Regarding Goal Bounding and Jump Point Search
Hu, Yue | Harabor, Daniel (Monash University) | Qin, Long (National University of Defense Technology, China) | Yin, Quanjun (National University of Defense Technology, China)
Jump Point Search (JPS) is a well known symmetry-breaking algorithm that can substantially improve performance for grid-based optimal pathfinding. When the input grid is static further speedups can be obtained by combining JPS with goal bounding techniques such as Geometric Containers (instantiated as Bounding Boxes) and Compressed Path Databases. Two such methods, JPS+BB and Two-Oracle Path PlannING (Topping), are currently among the fastest known approaches for computing shortest paths on grids. The principal drawback for these algorithms is the overhead costs: each one requires an all-pairs precomputation step, the running time and subsequent storage costs of which can be prohibitive. In this work we consider an alternative approach where we precompute and store goal bounding data only for grid cells which are also jump points. Since the number of jump points is usually much smaller than the total number of grid cells, we can save up to orders of magnitude in preprocessing time and space.

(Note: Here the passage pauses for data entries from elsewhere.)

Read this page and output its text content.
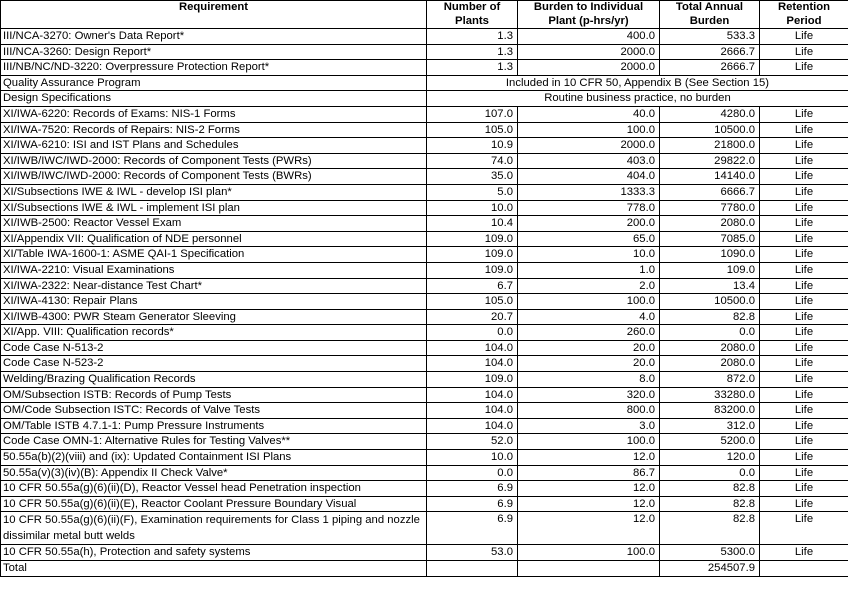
Requirement	Number of Plants	Burden to Individual Plant (p-hrs/yr)	Total Annual Burden	Retention Period
III/NCA-3270: Owner's Data Report*	1.3	400.0	533.3	Life
III/NCA-3260: Design Report*	1.3	2000.0	2666.7	Life
III/NB/NC/ND-3220: Overpressure Protection Report*	1.3	2000.0	2666.7	Life
Quality Assurance Program	Included in 10 CFR 50, Appendix B (See Section 15)			
Design Specifications	Routine business practice, no burden			
XI/IWA-6220: Records of Exams: NIS-1 Forms	107.0	40.0	4280.0	Life
XI/IWA-7520: Records of Repairs: NIS-2 Forms	105.0	100.0	10500.0	Life
XI/IWA-6210: ISI and IST Plans and Schedules	10.9	2000.0	21800.0	Life
XI/IWB/IWC/IWD-2000: Records of Component Tests (PWRs)	74.0	403.0	29822.0	Life
XI/IWB/IWC/IWD-2000: Records of Component Tests (BWRs)	35.0	404.0	14140.0	Life
XI/Subsections IWE & IWL - develop ISI plan*	5.0	1333.3	6666.7	Life
XI/Subsections IWE & IWL - implement ISI plan	10.0	778.0	7780.0	Life
XI/IWB-2500: Reactor Vessel Exam	10.4	200.0	2080.0	Life
XI/Appendix VII: Qualification of NDE personnel	109.0	65.0	7085.0	Life
XI/Table IWA-1600-1: ASME QAI-1 Specification	109.0	10.0	1090.0	Life
XI/IWA-2210: Visual Examinations	109.0	1.0	109.0	Life
XI/IWA-2322: Near-distance Test Chart*	6.7	2.0	13.4	Life
XI/IWA-4130: Repair Plans	105.0	100.0	10500.0	Life
XI/IWB-4300: PWR Steam Generator Sleeving	20.7	4.0	82.8	Life
XI/App. VIII: Qualification records*	0.0	260.0	0.0	Life
Code Case N-513-2	104.0	20.0	2080.0	Life
Code Case N-523-2	104.0	20.0	2080.0	Life
Welding/Brazing Qualification Records	109.0	8.0	872.0	Life
OM/Subsection ISTB: Records of Pump Tests	104.0	320.0	33280.0	Life
OM/Code Subsection ISTC: Records of Valve Tests	104.0	800.0	83200.0	Life
OM/Table ISTB 4.7.1-1: Pump Pressure Instruments	104.0	3.0	312.0	Life
Code Case OMN-1: Alternative Rules for Testing Valves**	52.0	100.0	5200.0	Life
50.55a(b)(2)(viii) and (ix): Updated Containment ISI Plans	10.0	12.0	120.0	Life
50.55a(v)(3)(iv)(B): Appendix II Check Valve*	0.0	86.7	0.0	Life
10 CFR 50.55a(g)(6)(ii)(D), Reactor Vessel head Penetration inspection	6.9	12.0	82.8	Life
10 CFR 50.55a(g)(6)(ii)(E), Reactor Coolant Pressure Boundary Visual	6.9	12.0	82.8	Life
10 CFR 50.55a(g)(6)(ii)(F), Examination requirements for Class 1 piping and nozzle dissimilar metal butt welds	6.9	12.0	82.8	Life
10 CFR 50.55a(h), Protection and safety systems	53.0	100.0	5300.0	Life
Total			254507.9	
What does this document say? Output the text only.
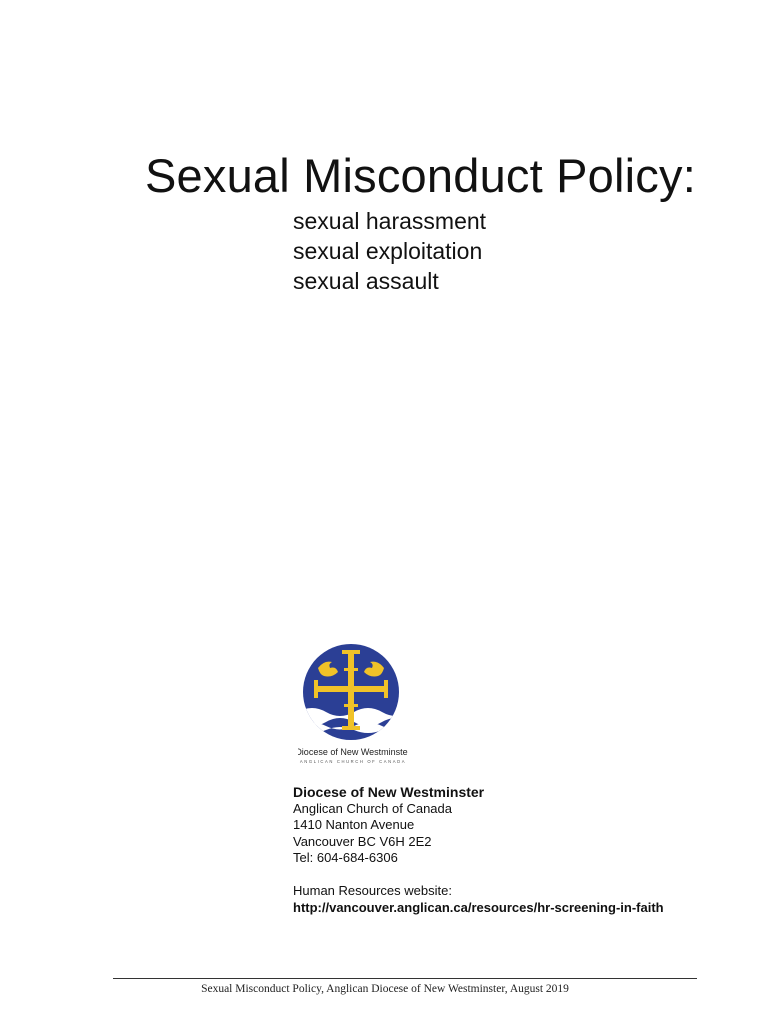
Sexual Misconduct Policy:
sexual harassment
sexual exploitation
sexual assault
Diocese of New Westminster
ANGLICAN CHURCH OF CANADA
Diocese of New Westminster
Anglican Church of Canada
1410 Nanton Avenue
Vancouver BC V6H 2E2
Tel: 604-684-6306
Human Resources website:
http://vancouver.anglican.ca/resources/hr-screening-in-faith
Sexual Misconduct Policy, Anglican Diocese of New Westminster, August 2019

Considerable precomputation savings do not necessarily mean performance degradation. For a second contribution we show how canonical orderings, partial expansion strategies and enhanced intermediate pruning can be leveraged to improve online query performance despite a reduction in preprocessed data. The combination of faster preprocessing and stronger online reasoning leads to three new and highly performant algorithms: JPS+BB+ and Two-Oracle Pathfinding Search (TOPS) based on search, and Topping+ based on path extraction. We give a theoretical analysis showing that each method is complete and optimal. We also report convincing gains in a comprehensive empirical evaluation that includes almost all current and cutting-edge algorithms for grid-based pathfinding.